Legal experts — even those sympathetic to Blagojevich — say it’s unlikely the president will throw him a bone.

“I think he deserved some kind of pardon or diminished sentence, but I don’t think there’s any likelihood that will happen. There are a lot of people out there with much more compelling problems,” says Ed Genson, Chicago’s dean of criminal defense attorneys.

“He solicited money, didn’t get any money and didn’t do anything untoward for the money he didn’t get,” Genson says of Blagojevich. “That would seem to allow for a reduction of the sentence. But the judge didn’t think so. He’s a good judge and the appellate court isn’t going to reverse him.”

Margaret Love, a D.C. attorney who specializes in executive clemency issues, says Blagojevich shouldn’t hold his breath on getting out early.

“The focus of President Obama’s clemency attention has been on drug offenders and cases of (pardoning) people who have been long out of prison and who are dealing with the adverse effects of having a conviction,” she says, adding it would be unlikely for Obama “to do anything so unpredictable” as to pardon Blagojevich.

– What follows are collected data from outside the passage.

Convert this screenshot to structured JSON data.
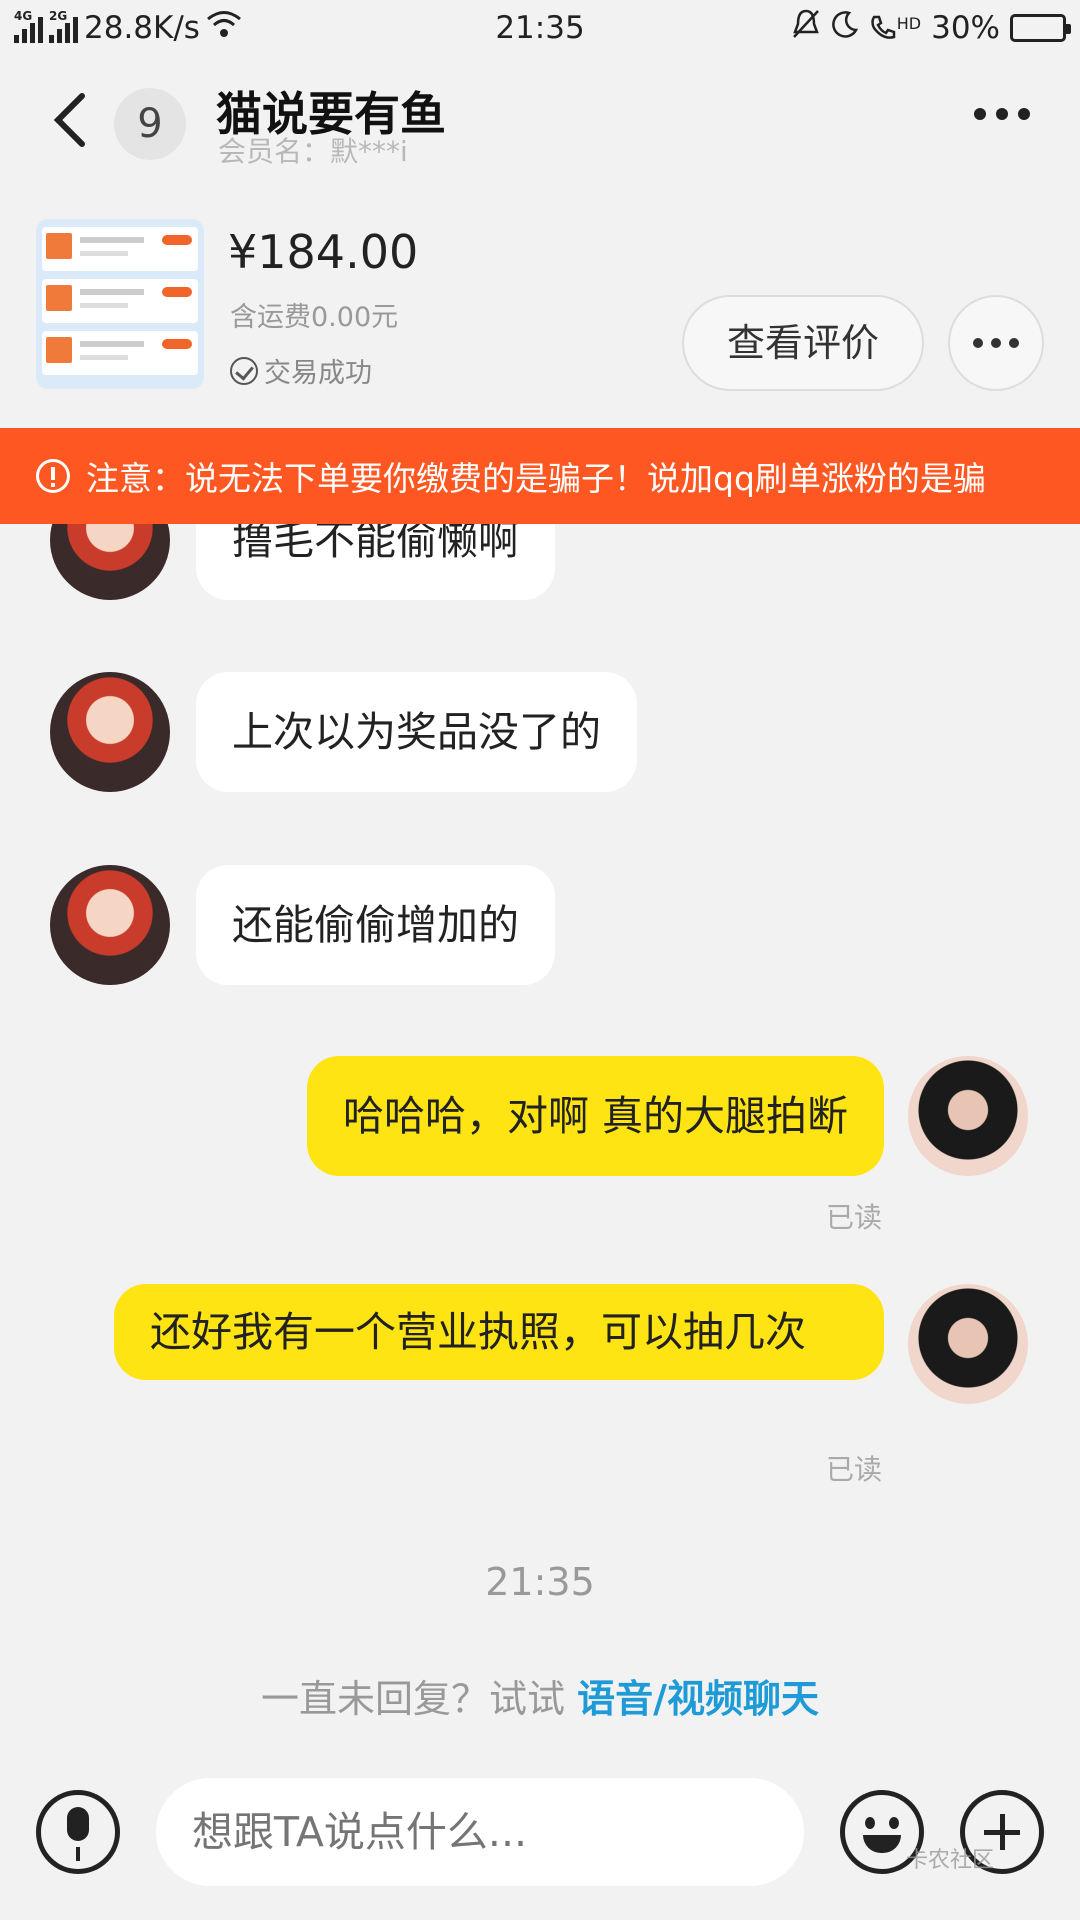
{
  "status_bar": {
    "net1": "4G",
    "net2": "2G",
    "speed": "28.8K/s",
    "time": "21:35",
    "hd": "HD",
    "battery": "30%"
  },
  "header": {
    "badge_count": "9",
    "title": "猫说要有鱼",
    "subtitle": "会员名：默***i"
  },
  "product": {
    "price": "¥184.00",
    "shipping": "含运费0.00元",
    "status": "交易成功",
    "review_label": "查看评价"
  },
  "warning": {
    "text": "注意：说无法下单要你缴费的是骗子！说加qq刷单涨粉的是骗"
  },
  "messages": [
    {
      "from": "other",
      "text": "撸毛不能偷懒啊"
    },
    {
      "from": "other",
      "text": "上次以为奖品没了的"
    },
    {
      "from": "other",
      "text": "还能偷偷增加的"
    },
    {
      "from": "me",
      "text": "哈哈哈，对啊 真的大腿拍断",
      "read": "已读"
    },
    {
      "from": "me",
      "text": "还好我有一个营业执照，可以抽几次",
      "read": "已读"
    }
  ],
  "timestamp": "21:35",
  "hint": {
    "prefix": "一直未回复？试试 ",
    "link": "语音/视频聊天"
  },
  "composer": {
    "placeholder": "想跟TA说点什么..."
  },
  "watermark": "卡农社区",
  "colors": {
    "accent_yellow": "#ffe414",
    "warning_orange": "#ff5722",
    "link_blue": "#1e9bd7"
  }
}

Presidents can offer clemency or a pardon as they see fit, though generally they take cues from the Justice Department, which led the effort to prosecute Blagojevich.

“Controversial clemency grants are always risky for a president, even at the end of a term,” says Love.

Cindy Crawford taking Chicago stage

Supermodel Cindy Crawford is scheduled to attend this year’s Fifth Star Awards event honoring cultural icons in Chicago. | Georges Biard
Supermodel Cindy Crawford is scheduled to attend this year’s Fifth Star Awards event honoring cultural icons in Chicago. | Georges Biard

Supermodel Cindy Crawford is scheduled to attend this year’s Fifth Star Awards event honoring cultural icons in Chicago. She’ll present an award to Victor Skrebneski, who she has credited with helping launch her career. Crawford grew up in DeKalb.

The other four stars making up the Fifth Star Awards are Blues legend Buddy Guy, Black Ensemble Theater founder Jackie Taylor, National Museum of Mexican Art founder Carlos Tortolero and The Second City improv company.

Skrebneski studied at the School of the Art Institute of Chicago and the Illinois Institute of Technology before opening his Chicago studio in the 1950s.

He gained fame for his fashion photography and for ad campaigns for Estee Lauder cosmetics.

After being photographed by Skrebneski in Chicago, Crawford moved to New York and appeared on the cover of numerous fashion and pop-culture magazines, including Vogue. She hosted MTV’s “House of Style” and signed endorsements over the years with Pepsi and Revlon. Crawford recently wrote “Becoming,” a book about her life and career.

The Sept. 14 event at the Jay Pritzker Pavilion in Millennium Park is free to the public and features live performances and video tributes.